When your match’s selfies are 1) angled, 2) heavily filtered, 3) partial-faced, 4) squishy-faced, or 5) taken from far away, it’s a clear warning sign that they’re hiding something. Most importantly, they are hiding a lack of confidence, which is a BIG no-no.
2. The “Oh, what? No, I definitely wasn’t flexing/posing — the camera just caught me this way” profile picture.
You’re so vain, I’ll bet you think this post is about you.
3. The “Oh, what? No, I’m definitely not showcasing my boobs in this totally candid and certainly not posed” profile picture.
These are also the types of girls that’ll get mad at you for not being interested in their personality.

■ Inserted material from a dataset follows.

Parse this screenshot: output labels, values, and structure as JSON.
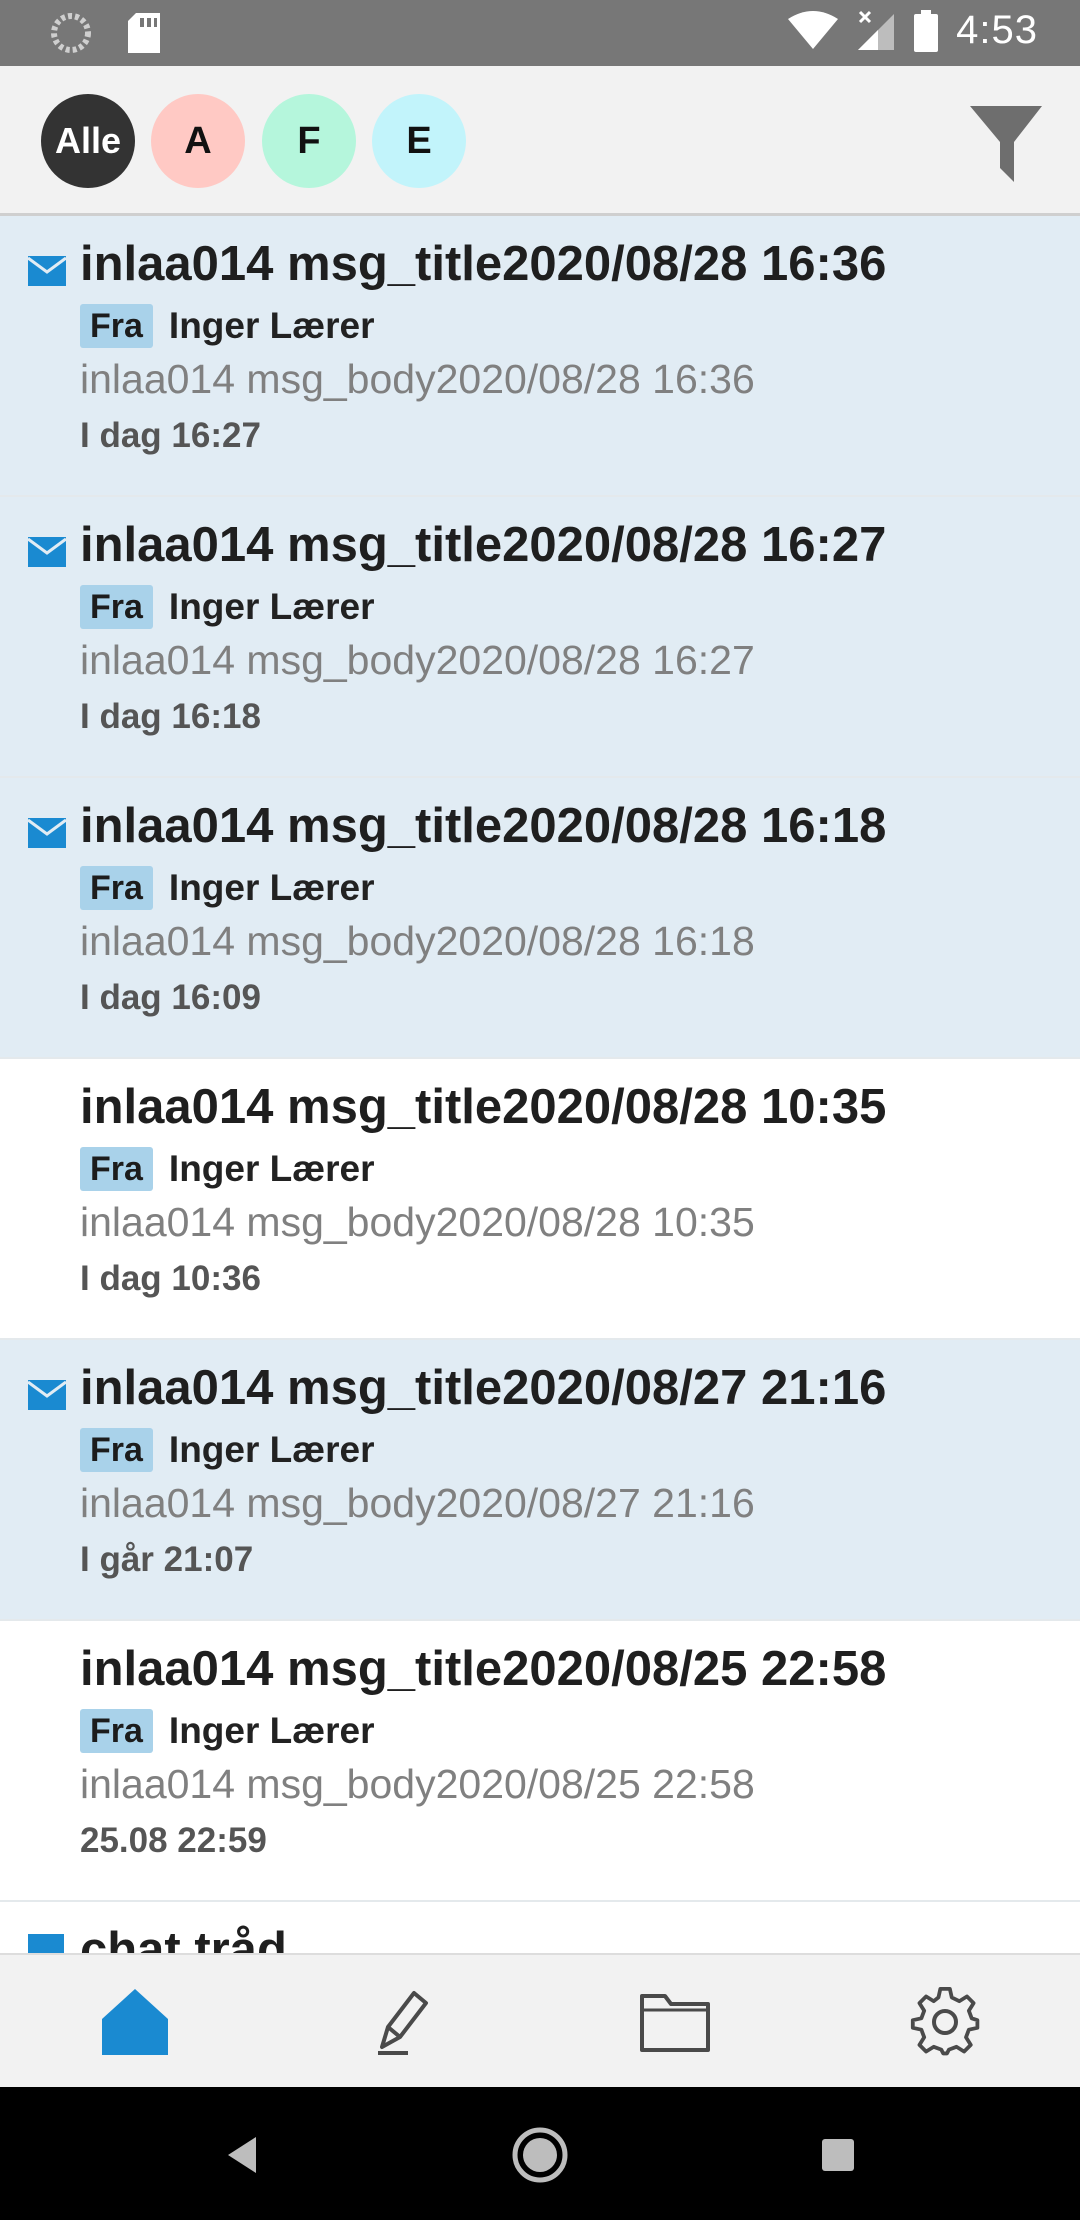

OK, so if the person you’re talking to online keeps making excuses as to why they can’t 1) meet you in person, 2) Skype with you, or 3) talk on the phone… they’re probably definitely fake. C’mon guys, there’s a movie and a TV show about this!
5. When your match is sooo cultured.
When your match’s profile is essentially a list of all the countries they’ve traveled to, books that they’ve probably never read, and other exaggerations to make them seem cultured — the only thing that that says about them is that they know how to use Wikipedia.
6. When the profile surpasses its quote quota.
If your match’s profile is inundated with quotes they read in a spa bathroom, then think twice. The only worthy thought is an original thought. Oh! We’re putting that quote in our profile!
7. The old Where’s Waldo trick.
When there are so many people in your match’s picture that you have no idea who you’re talking to.
8. The “Croppy McCropperson.”
When whoever you’re talking to doesn’t have a better picture than the one he just cropped himself out of from last year’s bachelor party, you have to wonder how often they leave the house.
9. The “I don’t really do online dating — my friend made this profile for me” move.
If your match won’t own up to actually signing up for online dating, then they are not worth your time and attention.
10. “Casual” suitors.
If anyone tells you they’re looking to keep things casual, then run for the hills. These types are the dating equivalent of revolving doors. But hey, at least they’re being honest?
11. Nondescript job titles.
When someone’s job title on their profile reads “self-employed,” or something shadier like “personal trainer at freelance,” you’re free to assume that that’s code for unemployed and free to hope that it’s not code for escort or drug dealer.
If your match’s hobbies don’t align with yours, it’s safe to say that not much else will align.
13. Bottle bragging.
If all your match’s pictures are of them at clubs or VIP sections holding bottles of champagne, it probably means that they’re hiding behind some “baller” facade. Like a fine wine, allow these types to mature before giving them a try.